The more detailed information you provide, the better we can understand your problems.

  1. Do you feel pain? Where, how often and how serious? I often experience pain at the bottom of the right rib, pain when exhaling and also often uncomfortable at the waist, shoulders, and abdomen.
  1. Can you sleep? I have trouble sleeping. While sleeping only briefly and often woke up again.
  1. Do you feel tired? Sometimes.
  1. How often have you had a bowel movement? Is it difficult, with blood? Defecate sometimes 1 to 2 times a day, no bleeding and no pain.
  1. How is your appetite? Normal appetite, but I eat less because of stomach feeling full.
  1. Any bleeding? Where? No bleeding.
  1. Do you have a problem: digestion? diabetes? high blood pressure? No diabetes or high blood. Only when defecate feeling less satisfied (stools only a little bit sometimes).
  1. How often do you urinate? With blood? Normal, and no blood.
  1. Do you cough? With phlegm, what color (white / yellow)? Throat itchy? No cough, just throat often feel thirsty. 
  1. Breathing difficulties? Yes, sometimes with pain in the upper abdomen right under the ribs.
  1. Any other complaints: The stomach, shoulders and waist feel uncomfortable. The portion of the pit of the stomach is rather hard. Body often feels hot but cannot stand the cold weather.

PR came seek our help after this email.

Listen to our conversation that morning.

Gist of our conversation.

His problem started about 2 years ago when he lost his appetite and had difficulty moving his bowels. After a medical checkup he was told there was a mass in his colon. He went to a private hospital in Melaka for a colonoscopy. It was colon cancer and he underwent an operation in July 2016. The operation cost RM 30,000.

Chris: Did you ask the doctor if the operation can cure you?

PR: Bisa sembuh (yes, can cure!). But after the operation the doctor said the cancer was aggressive. I have to undergo chemotherapy.

C: So you have chemo?

P: Yes, after the fourth chemo, CT scan showed the cancer had spread to the liver. Then, I have more chemo and stopped after the 7th chemo.

C: Did the cancer go away?

P: No, the liver got worse. 

CT scan: 6 October 2017 

  • Liver metastasis in both lobes, predominantly right lobe. The conglomerate of nodules in right lobe measures 11.4 x 15.1 x 18.1 cm. Mild ascites seen.
  • Multiple para-aortic adenopathies, largest 1.8 x 2.2 cm.

Chest X-ray: Left lower zone nodules seen. Lung metastasis.

Blood test: 6 Oct. 2017

ESR 42 H
Platelet count 245
ALT (SGPT) 63 H
AST (SGOT) 150 H
ALP 256 H
GGT 211 H

C: How much did you spend in all for the treatments?

P: The operation cost about RM 30,000 and the 7 cycles of chemo (including Xeloda) cost RM5,000 / cycle.

C: Let me ask you this — before the operation did the scan show any cancer in your liver?

P: No, there was no liver metastasis.

C: Before the chemo — was there any cancer in your liver?

P: No cancer in the liver.

C: But after 4 shots of chemo, CT scan showed the cancer had gone to the liver?

P: Yes.

C: So, what did the doctor say?

P: Continue with the chemo!

C: What is the whole idea of doing more chemo when you got worse?
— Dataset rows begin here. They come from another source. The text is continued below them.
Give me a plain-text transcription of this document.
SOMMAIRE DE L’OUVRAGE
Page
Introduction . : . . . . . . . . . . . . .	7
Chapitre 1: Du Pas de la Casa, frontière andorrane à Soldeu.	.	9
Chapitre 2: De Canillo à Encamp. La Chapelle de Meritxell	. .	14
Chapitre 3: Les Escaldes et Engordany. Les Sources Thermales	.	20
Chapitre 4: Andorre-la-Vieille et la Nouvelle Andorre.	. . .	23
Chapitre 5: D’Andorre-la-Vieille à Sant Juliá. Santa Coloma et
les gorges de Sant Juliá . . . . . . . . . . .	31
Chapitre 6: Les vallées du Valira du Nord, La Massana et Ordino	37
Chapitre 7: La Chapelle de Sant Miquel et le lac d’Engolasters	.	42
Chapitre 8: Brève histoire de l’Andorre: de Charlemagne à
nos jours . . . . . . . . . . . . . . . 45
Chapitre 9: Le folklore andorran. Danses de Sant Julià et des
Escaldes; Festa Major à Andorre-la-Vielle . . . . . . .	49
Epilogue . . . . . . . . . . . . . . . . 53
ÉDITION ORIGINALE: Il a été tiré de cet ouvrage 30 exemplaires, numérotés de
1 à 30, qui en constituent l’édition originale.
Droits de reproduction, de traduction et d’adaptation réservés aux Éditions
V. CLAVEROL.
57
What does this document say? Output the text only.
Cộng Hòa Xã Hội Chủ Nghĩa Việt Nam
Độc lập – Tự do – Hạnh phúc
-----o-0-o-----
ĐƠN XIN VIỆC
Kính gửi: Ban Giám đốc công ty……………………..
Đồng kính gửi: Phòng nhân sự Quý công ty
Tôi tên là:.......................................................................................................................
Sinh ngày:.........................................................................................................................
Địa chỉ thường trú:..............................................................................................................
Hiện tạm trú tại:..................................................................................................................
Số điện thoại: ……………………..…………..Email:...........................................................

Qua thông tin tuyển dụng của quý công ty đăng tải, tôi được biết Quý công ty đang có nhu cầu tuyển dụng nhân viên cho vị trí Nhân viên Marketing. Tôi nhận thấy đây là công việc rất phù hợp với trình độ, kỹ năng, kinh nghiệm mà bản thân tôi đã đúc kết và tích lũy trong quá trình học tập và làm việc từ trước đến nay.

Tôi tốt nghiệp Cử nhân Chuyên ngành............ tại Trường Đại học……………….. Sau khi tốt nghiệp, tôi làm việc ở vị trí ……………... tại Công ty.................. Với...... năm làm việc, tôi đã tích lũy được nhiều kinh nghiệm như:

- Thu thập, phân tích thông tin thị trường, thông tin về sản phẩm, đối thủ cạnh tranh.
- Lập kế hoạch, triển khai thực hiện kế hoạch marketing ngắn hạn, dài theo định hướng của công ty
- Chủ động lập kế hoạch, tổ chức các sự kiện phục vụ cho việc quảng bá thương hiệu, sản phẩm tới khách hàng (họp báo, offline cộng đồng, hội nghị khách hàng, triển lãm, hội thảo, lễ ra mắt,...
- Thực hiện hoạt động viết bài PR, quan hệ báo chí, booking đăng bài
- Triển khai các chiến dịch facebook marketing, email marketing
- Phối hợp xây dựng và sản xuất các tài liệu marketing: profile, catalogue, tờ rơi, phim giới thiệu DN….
What do you think made the cancer spread to the liver?

Comments

To answer the last question, perhaps you may want to reflect to the following reports.

Shock study: Chemotherapy can backfire, make cancer worse by triggering tumor growth

The extremely aggressive therapy, which kills both cancerous and healthy cells indiscriminately, can cause healthy cells to secrete a protein that sustains tumor growth and resistance to further treatment.

The scientists found that healthy cells damaged by chemotherapy secreted more of a protein called WNT16B which

“WNT16B, when secreted, would interact with nearby tumor cells and cause them to grow, invade, and importantly, resist subsequent therapy,” said Nelson.

In cancer treatment, tumors often respond well initially, followed by rapid re-growth and then resistance to further chemotherapy.

Source: http://www.nydailynews.com/life-style/health/shock-study-chemotherapy-backfire-cancer-worse-triggering-tumor-growth-article-1.1129897

Chemotherapy could spread cancer cells and lead to more advanced tumours, says study

Chemotherapy is used to kill cancer cells and stop tumours from growing – but a new study suggests it could in fact help the disease spread, leading to more aggressive forms of cancer.

While the treatment was found to shrink tumours in the short term, chemotherapy drugs increase the chance that cancer cells will migrate to elsewhere in the body and may trigger a ‘repair’ system which allows them to grow back stronger, according to a team of US researchers.

Source: http://www.independent.co.uk/news/health/chemotherapy-cancer-spread-cells-tumours-more-advanced-treatment-study-breast-metastatic-albert-a7826461.html

Treatment Can Make Cancer Stronger

Doctors use radiation and chemotherapy to destroy cancer cells. About half of patients are cured — that is, all of their tumor cells die.

The other half of the time, some tumor cells survive treatment. These cancer cells are more aggressive than they were before treatment, says Mark W. Dewhirst, DVM, PhD, professor of radiation oncology at Duke University.

“When you give a tumor treatment, whatever cells survive are going to be more resistant to that treatment,” Dewhirst tells WebMD. “Those not killed are healthier cancer cells.”

Source: https://www.webmd.com/cancer/news/20080610/treatment-can-make-cancer-stronger#1

Why do chemotherapy drugs cause liver damage?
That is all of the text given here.